Il est question plus ou moins, d’abolir le politique, la fonction publique, l’écologie, la tolérance, l’égalitarisme et le recours à l’intelligence humaine pour être résilient dans les temps avenirs ? Est-ce envisageable, ces institutions humaines ne sont-elles pas consubstantielles de la démocratie et de la modernité ? Faudra-t-il se résoudre à leur disparition ? Certains hommes politiques semblent le penser. Bien qu’intéressé prioritairement par les questions de politique régionale, nous ne pouvons rester silencieux face à la situation internationale et la déflagration mondiale que constitue l’inauguration du second mandat de Donald Trump, dans un style offensif et brutal qui marque ses premières résolutions ainsi que le contenu radical de ses discours.

 

Nos contemporains pourraient être tentés de croire que cet événement révèle, presque du jour au lendemain, un nouvel état du monde ainsi qu’un nouveau rapport de force entre les intégrations régionales (blocs régionaux) et entre les États-Nations. Mais une réflexion qui s’appuie sur l’histoire de la pensée économique et politique, montre que cette nouvelle configuration des rapports de force est en préparation de longue date et s’inscrit pleinement, dans la continuité des étapes et des dérives antérieures.

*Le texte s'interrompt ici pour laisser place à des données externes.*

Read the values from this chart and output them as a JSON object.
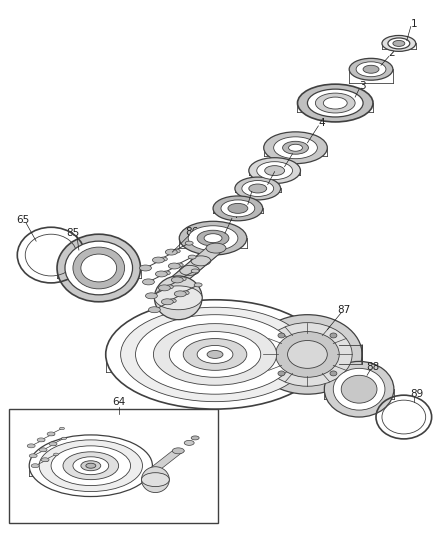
{
  "background_color": "#ffffff",
  "line_color": "#404040",
  "label_color": "#222222",
  "label_fontsize": 7.5,
  "fig_width": 4.38,
  "fig_height": 5.33,
  "dpi": 100
}
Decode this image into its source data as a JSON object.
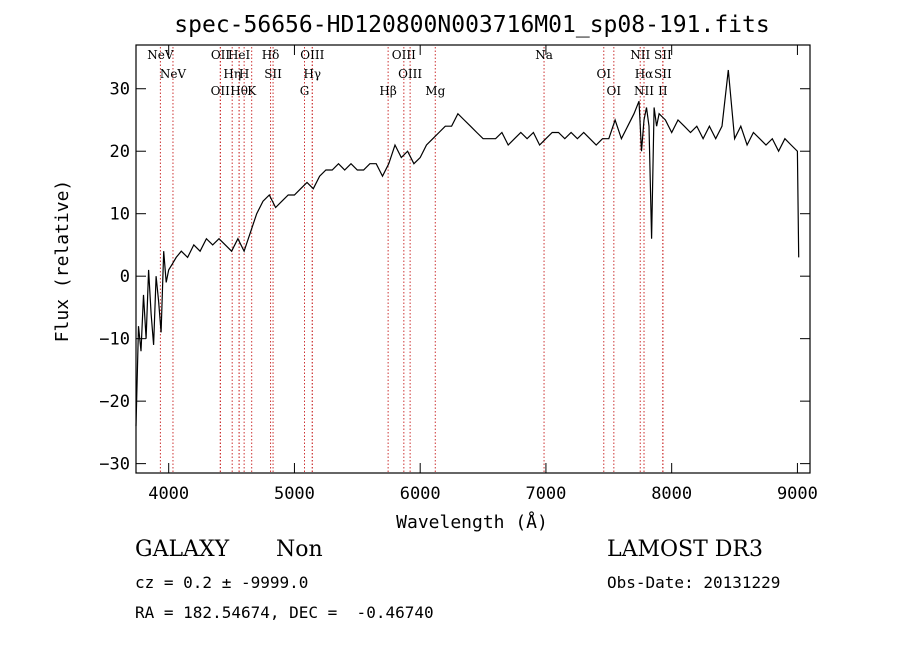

Elle vient confirmer notamment les intentions politiques réitérées depuis un siècle par les divers courants néolibéraux (1). Saurons-nous identifier et surmonter cette doctrine socialement, politiquement et écologiquement mortifère ?

 

« Populisme nationaliste », « populisme antisystème », « contre-élite », « illibéralisme », « mythologie révolutionnaire de la mouvance d’extrême droite », « plouto (pluto)-populisme », « présidence rhétorique », « apocalypse politique », « Présidence de la disjonction ou de la disruption», etc., les spécialistes de la vie politique américaine et des sciences politiques en général, peinent à qualifier le phénomène états-unien actuel même s’ils en cernent assez facilement les origines dans des traditions américaines multiples et conflictuelles (2), les ressorts et les contradictions.

 

Le président lui-même ne se réclame d’aucun courant. Il semble vain de chercher à faire rentrer ce profil politique singulier dans un cadre prédéfini car ses manifestations (options politiques, personnalité, comportements, communication, etc.) semblent souvent incohérentes et n’intègrent que difficilement les grilles d’analyse usuelles (protectionniste mais expansionniste ; nationaliste mais globaliste ; conservateur et réformiste radical, etc.). Le phénomène Trump est ainsi le plus souvent défini négativement (ni ceci, ni cela, atypique). Est-ce une stratégie délibérée, une manière de récolter des voix auprès des partisans de tous bords  et particulièrement auprès des populations étrangères ou défavorisées ? Quelle est la stratégie sous-jacente et pourquoi emporte-t-elle une si large adhésion aux USA voire au-delà ?

 

Car les discours et la façon de s’exprimer de Donald Trump (pour autant qu’on puisse la comprendre), comme celle des magnats du numérique et des représentants de la ploutocratie américaine, n’auraient que peu d’effets (face aux contre-pouvoirs) s’ils n’étaient relayés, consciemment ou inconsciemment non seulement par leurs partisans mais également par une nouvelle approche du « bon sens  partagé» par les électeurs (ce qui montre bien que cette pensée infuse depuis longtemps). Ces discours révèlent au grand jour les principales priorités définies et couramment admises par certains hommes politiques mais aussi par les milieux d’affaires et par une fraction importante des citoyens dans tous les pays développés et émergents.

 

Ces attitudes et options disruptives (antisystème, anti-État, xénophobe, etc.) correspondent à des valeurs et des croyances que l’on retrouve un peu partout dans le monde aujourd’hui, parfois indépendamment de l’appartenance aux classes sociales et des clivages politiques usuels, qu’elles transcendent en partie (en partie seulement car opinions émanent surtout de l’extrême droite).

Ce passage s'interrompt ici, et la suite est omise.